Key findings Understanding the circumstances that lead people to join and leave violent extremist groups, and their experiences in those groups, is key to crafting incentives for disengagement. The willingness to leave violent extremist groups is often clouded by uncertainty, as well as long waiting periods between disengagement and enrolment in programmes for disarmament, demobilisation, repatriation, reintegration and resettlement (DDRRR). Waves of defection from Boko Haram caught Lake Chad Basin (LCB) states unprepared. DDRRR processes were thus implemented under pressure, hindering early coordination at a regional level. Women are treated mainly as victims, despite some voluntarily joining and playing active roles in Boko Haram, including volunteering as suicide bombers. DDRRR implementation in the LCB has revealed gaps in legal frameworks that require revisions. DDRRR lacks public support in some LCB countries, as many people view it as blanket amnesty for Boko Haram members. 

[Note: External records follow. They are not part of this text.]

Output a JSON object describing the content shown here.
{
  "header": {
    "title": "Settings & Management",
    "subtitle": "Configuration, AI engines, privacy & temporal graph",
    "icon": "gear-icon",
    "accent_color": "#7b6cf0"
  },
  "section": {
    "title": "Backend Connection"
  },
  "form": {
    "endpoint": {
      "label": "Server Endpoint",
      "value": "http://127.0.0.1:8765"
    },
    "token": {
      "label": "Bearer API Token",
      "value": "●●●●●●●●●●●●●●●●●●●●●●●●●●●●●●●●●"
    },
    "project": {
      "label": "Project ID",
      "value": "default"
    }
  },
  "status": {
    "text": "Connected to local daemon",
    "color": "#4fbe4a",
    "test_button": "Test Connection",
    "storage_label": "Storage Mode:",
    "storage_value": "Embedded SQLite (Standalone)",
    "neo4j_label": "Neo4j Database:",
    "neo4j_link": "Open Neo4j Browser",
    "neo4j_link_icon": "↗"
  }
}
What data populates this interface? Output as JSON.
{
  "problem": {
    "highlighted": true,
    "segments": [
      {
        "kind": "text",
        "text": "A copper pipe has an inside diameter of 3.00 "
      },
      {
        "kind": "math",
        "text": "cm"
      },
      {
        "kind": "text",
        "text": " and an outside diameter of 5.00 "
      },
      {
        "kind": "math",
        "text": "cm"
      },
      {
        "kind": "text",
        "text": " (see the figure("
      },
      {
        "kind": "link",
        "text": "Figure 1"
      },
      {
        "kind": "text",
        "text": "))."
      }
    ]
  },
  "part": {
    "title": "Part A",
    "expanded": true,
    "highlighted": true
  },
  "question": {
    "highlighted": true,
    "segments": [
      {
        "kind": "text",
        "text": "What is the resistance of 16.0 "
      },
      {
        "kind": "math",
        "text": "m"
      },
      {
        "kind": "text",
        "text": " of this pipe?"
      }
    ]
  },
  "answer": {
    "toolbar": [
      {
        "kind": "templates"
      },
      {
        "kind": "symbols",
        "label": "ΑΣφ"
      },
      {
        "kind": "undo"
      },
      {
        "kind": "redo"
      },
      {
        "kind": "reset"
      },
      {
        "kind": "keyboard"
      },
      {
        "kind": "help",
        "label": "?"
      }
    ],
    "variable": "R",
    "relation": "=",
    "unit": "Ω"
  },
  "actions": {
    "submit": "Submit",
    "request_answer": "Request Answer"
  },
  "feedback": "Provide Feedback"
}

Recommendations Non-military means of countering violent extremism should incorporate incentives and opportunities for associates to leave these armed groups. By depleting these groups’ human resources, their fighting capacity is reduced. To encourage defection, clear processes for screening, prosecution and integration are needed. National ownership of these processes, inclusivity, adaptation to local context and adequate resourcing are key, from inception to implementation. National ownership should not lead to isolated approaches, but rather create bridges between countries to enable a cohesive regional approach. Organisations such as the Economic Community of West African States, the Liptako-Gourma States Integrated Development Authority, the G5 Sahel and the Accra Initiative could offer relevant regional frameworks for this. Authorities in charge of DDRRR programmes should consider the diverse needs and backgrounds of ex-associates. Distinguishing individuals according to why they joined and their roles within the groups is important for providing appropriate treatment. The specific needs of women and children should be taken into account. Affected West African countries should proactively formulate relevant legal and institutional frameworks. International and regional provisions and standards should be taken into account, including the need for transparent and predictable screening, prosecution and rehabilitation processes. Due to their position connecting the LCB and West Africa, Niger and Nigeria could play a key role in sharing lessons learned from DDRRR implementation. Community organisations, platforms, and media should be used by the DDRRR authorities to raise public awareness of the reintegration process. This would help prevent perceptions of general amnesty for Boko Haram members and preconceived ideas about the disengaged from undermining the process. 

Pretoria: Institute for Security Studies, 2023. 12p.